È stato lo stesso circuito di carte di credito Visa a lanciare l’allerta. L'articolo di Umberto Rapetto

 

È lo stesso circuito di carte di credito a lanciare l’allerta. Un nuovo tipo di malware è in grado di inserire all’interno dei siti di pagamento una sorta di “skimmer” virtuale, capace di essere invisibile ai più sofisticati strumenti di rilevazione dei pericoli e soprattutto di rubare informazioni riservate il cui utilizzo fraudolento va a depauperare le tasche dei malcapitati.

COS’È LO SKIMMER

Lo “skimmer” tradizionale era quel minuscolo dispositivo (applicato fraudolentemente anche a sportelli bancomat opportunamente manomessi oppure adoperato da personale infedele di negozi e ristoranti) che riusciva a leggere la banda magnetica delle carte utilizzate per effettuare un prelievo o per pagare il conto. L’acquisizione delle informazioni memorizzate su quella striscia permetteva (e, ahinoi, permette) di clonare la carta. Una telecamerina o un occhio particolarmente attento hanno sempre fatto il resto, ovvero hanno portato a scoprire il PIN facendo sì che fosse poi possibile spendere e spandere in danno al proprietario/possessore della carta.

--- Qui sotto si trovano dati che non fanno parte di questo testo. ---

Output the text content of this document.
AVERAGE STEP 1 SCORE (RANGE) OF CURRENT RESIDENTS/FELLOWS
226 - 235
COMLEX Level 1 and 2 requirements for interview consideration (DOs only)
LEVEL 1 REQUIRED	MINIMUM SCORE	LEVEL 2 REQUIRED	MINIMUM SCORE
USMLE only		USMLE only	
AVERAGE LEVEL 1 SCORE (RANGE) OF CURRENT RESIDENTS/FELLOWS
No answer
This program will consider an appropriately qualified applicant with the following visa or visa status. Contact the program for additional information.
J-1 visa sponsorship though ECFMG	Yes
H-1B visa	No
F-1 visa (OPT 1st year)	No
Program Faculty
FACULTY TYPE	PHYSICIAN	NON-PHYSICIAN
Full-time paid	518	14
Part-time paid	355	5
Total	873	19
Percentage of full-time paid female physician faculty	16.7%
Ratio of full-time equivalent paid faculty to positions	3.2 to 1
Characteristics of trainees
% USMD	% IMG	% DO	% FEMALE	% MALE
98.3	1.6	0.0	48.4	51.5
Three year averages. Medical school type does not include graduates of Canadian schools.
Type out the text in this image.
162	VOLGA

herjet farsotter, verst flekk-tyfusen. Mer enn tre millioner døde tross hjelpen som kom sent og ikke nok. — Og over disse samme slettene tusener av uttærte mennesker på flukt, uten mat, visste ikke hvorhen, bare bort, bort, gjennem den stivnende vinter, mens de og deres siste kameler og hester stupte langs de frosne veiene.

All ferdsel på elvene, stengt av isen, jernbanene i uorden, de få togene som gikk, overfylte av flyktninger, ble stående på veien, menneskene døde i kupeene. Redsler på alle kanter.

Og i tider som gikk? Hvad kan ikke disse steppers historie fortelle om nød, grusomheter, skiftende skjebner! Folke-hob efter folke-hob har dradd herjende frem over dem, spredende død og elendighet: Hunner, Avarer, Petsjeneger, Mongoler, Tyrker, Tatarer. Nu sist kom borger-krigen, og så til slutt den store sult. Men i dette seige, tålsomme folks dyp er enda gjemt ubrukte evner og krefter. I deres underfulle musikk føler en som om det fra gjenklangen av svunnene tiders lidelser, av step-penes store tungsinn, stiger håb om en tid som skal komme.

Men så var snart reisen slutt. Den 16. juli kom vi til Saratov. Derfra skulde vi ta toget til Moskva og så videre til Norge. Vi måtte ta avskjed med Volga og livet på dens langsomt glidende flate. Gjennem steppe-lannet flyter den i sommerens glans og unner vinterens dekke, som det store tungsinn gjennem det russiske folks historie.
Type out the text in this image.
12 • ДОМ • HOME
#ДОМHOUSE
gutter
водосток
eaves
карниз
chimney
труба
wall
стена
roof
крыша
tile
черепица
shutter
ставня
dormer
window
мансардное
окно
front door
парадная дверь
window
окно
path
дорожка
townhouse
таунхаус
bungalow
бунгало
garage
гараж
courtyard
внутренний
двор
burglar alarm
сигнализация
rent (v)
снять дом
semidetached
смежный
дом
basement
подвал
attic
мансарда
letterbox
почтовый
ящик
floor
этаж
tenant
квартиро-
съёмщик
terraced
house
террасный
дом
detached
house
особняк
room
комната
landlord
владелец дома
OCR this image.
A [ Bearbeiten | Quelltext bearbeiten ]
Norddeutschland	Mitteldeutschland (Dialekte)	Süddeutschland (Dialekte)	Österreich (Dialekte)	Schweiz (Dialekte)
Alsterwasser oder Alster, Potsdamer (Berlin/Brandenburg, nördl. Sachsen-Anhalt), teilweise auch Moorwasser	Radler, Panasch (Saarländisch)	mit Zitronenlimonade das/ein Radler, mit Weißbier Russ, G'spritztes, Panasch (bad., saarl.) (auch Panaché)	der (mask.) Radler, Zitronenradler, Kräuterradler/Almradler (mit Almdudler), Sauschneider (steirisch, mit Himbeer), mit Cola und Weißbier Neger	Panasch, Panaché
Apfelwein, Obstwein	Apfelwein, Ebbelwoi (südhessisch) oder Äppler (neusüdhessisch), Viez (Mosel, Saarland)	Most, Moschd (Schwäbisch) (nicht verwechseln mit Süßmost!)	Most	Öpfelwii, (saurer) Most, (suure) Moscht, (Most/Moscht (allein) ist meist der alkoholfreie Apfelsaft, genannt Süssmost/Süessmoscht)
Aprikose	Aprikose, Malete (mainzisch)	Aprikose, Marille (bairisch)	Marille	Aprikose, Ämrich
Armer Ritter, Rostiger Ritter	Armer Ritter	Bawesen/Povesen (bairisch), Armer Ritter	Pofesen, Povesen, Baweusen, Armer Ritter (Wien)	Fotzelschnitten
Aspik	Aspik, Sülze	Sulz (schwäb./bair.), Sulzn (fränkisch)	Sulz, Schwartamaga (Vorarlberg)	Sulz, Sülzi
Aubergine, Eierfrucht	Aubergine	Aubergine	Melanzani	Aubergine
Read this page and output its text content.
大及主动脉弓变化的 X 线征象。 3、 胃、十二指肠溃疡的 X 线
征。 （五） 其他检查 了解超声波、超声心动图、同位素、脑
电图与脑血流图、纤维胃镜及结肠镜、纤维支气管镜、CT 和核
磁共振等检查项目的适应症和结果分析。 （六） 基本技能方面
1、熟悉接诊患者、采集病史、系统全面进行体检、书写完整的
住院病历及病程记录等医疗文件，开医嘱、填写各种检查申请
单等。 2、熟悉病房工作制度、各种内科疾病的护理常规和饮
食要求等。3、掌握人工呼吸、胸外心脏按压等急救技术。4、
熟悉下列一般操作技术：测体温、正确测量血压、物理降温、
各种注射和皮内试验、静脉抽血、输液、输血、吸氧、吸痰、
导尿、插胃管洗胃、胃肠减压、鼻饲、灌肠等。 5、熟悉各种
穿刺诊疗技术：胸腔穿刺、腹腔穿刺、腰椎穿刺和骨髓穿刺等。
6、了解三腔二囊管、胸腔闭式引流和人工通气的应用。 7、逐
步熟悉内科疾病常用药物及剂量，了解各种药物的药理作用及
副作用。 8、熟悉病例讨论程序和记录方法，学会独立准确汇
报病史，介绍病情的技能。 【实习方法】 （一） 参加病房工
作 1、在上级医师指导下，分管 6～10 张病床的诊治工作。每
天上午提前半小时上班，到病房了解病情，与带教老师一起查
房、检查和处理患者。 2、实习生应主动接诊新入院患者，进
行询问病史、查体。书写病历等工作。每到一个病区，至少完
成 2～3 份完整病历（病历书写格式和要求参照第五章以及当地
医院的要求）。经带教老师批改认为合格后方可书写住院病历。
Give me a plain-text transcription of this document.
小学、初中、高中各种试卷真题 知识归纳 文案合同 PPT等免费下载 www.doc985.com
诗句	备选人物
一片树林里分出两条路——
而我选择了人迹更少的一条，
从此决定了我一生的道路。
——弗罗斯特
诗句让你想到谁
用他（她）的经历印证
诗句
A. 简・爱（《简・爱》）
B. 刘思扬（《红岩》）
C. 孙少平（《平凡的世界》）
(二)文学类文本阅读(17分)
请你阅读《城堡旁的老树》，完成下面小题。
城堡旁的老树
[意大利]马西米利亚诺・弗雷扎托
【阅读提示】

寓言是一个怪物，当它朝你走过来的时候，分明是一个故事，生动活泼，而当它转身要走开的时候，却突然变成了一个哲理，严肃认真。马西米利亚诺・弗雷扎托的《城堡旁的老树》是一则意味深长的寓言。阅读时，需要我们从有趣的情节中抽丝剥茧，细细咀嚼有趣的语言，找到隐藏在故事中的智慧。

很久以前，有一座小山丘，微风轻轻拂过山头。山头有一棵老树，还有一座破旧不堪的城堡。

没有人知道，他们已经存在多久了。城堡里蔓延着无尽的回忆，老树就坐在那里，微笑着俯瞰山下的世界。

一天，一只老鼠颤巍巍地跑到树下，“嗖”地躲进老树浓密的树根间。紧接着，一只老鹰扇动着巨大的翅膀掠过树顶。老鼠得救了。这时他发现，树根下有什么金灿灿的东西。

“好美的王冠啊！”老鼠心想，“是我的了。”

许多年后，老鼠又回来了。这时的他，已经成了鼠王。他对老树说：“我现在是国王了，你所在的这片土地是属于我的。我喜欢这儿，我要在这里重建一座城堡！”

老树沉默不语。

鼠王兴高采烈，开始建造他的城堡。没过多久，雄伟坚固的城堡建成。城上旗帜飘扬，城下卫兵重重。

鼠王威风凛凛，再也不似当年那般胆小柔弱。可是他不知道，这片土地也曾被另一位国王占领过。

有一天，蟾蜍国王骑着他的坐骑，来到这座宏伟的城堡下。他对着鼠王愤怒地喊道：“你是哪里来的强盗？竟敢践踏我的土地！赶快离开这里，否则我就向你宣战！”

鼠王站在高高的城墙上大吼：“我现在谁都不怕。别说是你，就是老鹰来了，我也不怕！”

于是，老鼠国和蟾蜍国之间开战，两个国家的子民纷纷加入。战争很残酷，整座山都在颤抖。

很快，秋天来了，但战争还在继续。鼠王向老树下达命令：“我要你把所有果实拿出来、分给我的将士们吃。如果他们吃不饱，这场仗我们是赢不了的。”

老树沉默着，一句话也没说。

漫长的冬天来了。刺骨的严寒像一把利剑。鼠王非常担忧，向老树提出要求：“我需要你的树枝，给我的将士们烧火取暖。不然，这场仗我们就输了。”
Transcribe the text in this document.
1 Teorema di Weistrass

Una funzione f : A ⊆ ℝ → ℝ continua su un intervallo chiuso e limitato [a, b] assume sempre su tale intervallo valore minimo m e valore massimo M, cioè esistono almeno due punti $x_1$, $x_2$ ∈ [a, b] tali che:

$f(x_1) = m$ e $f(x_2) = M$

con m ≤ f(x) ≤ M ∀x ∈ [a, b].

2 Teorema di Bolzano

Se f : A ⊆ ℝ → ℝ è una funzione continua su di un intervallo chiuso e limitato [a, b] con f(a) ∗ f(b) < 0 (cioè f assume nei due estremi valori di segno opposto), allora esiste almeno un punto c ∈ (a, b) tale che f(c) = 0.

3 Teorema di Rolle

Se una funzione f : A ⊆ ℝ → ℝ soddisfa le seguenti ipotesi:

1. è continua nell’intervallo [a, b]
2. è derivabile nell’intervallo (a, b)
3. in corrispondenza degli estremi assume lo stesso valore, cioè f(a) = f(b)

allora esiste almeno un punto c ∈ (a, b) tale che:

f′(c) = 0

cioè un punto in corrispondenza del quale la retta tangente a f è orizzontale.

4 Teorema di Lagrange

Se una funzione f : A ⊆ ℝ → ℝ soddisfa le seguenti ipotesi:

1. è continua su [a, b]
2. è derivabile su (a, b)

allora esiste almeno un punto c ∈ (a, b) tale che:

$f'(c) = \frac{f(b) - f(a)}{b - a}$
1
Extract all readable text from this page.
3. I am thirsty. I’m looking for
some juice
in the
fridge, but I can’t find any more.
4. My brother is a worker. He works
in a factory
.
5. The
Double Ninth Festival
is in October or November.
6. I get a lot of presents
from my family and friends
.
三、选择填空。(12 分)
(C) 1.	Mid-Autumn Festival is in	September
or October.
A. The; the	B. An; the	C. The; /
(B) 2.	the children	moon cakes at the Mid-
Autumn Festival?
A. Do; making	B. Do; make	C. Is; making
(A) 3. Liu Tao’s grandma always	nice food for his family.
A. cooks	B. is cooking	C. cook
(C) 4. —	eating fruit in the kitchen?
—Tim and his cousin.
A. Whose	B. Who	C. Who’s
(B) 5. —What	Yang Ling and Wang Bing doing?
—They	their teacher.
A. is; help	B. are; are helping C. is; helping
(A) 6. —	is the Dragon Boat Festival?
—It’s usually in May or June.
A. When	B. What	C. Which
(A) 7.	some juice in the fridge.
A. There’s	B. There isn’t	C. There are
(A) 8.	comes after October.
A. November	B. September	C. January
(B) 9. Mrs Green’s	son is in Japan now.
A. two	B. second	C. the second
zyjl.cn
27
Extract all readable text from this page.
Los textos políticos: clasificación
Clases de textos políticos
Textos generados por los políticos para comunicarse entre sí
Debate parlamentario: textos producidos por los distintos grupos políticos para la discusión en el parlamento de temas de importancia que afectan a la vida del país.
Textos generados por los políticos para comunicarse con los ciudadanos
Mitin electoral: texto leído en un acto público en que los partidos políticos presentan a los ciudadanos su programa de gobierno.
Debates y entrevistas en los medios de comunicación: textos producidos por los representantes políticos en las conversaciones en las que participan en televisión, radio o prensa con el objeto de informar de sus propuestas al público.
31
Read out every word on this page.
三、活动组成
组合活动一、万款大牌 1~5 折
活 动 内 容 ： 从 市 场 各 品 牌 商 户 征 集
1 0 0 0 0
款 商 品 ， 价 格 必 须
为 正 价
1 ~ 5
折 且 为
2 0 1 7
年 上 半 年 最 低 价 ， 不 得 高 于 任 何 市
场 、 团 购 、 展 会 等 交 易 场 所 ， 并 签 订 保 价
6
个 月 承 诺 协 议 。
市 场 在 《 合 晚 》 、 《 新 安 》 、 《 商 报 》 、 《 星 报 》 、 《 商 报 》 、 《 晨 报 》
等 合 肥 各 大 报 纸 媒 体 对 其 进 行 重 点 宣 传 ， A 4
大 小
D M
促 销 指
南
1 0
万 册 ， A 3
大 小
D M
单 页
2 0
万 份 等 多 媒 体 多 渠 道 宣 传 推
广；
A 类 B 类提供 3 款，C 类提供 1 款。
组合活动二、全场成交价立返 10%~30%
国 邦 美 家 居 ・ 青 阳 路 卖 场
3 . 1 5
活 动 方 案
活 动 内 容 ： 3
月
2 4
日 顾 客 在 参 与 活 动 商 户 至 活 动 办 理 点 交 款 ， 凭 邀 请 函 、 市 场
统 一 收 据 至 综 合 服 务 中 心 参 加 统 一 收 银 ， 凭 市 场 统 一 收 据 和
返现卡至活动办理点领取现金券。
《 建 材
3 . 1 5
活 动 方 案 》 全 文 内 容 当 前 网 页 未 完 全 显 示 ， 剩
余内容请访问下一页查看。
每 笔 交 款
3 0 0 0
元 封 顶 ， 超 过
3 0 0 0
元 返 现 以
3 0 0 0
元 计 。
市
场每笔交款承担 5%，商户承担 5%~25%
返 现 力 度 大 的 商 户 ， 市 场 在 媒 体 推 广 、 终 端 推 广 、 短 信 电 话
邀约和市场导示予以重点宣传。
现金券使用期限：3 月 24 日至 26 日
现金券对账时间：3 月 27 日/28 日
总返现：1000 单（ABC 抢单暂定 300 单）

L’evoluzione delle modalità per fare acquisti e il crescente ricorso al commercio elettronico (incrementato anche dai vincoli del lockdown) ha indirizzato i criminali a “travasare” certe dinamiche truffaldine e a “ricostruire” certi grimaldelli nel contesto de materializzato di Internet.

CHI HA SCOPERTO QUESTO RISCHIO?

La squadra Payment Fraud Disruption (PFD), che il gigante delle carte di credito Visa ha organizzato per contrastare le frodi, già a febbraio aveva rilevato l’esistenza di “Baka”. Parliamo di una temibile soluzione software il cui funzionamento si basa sulla estrazione illegittima di informazioni critiche che sono “catturabili” durante la transazione del malcapitato.

COME FA LA BAKA A FREGARE TUTTI?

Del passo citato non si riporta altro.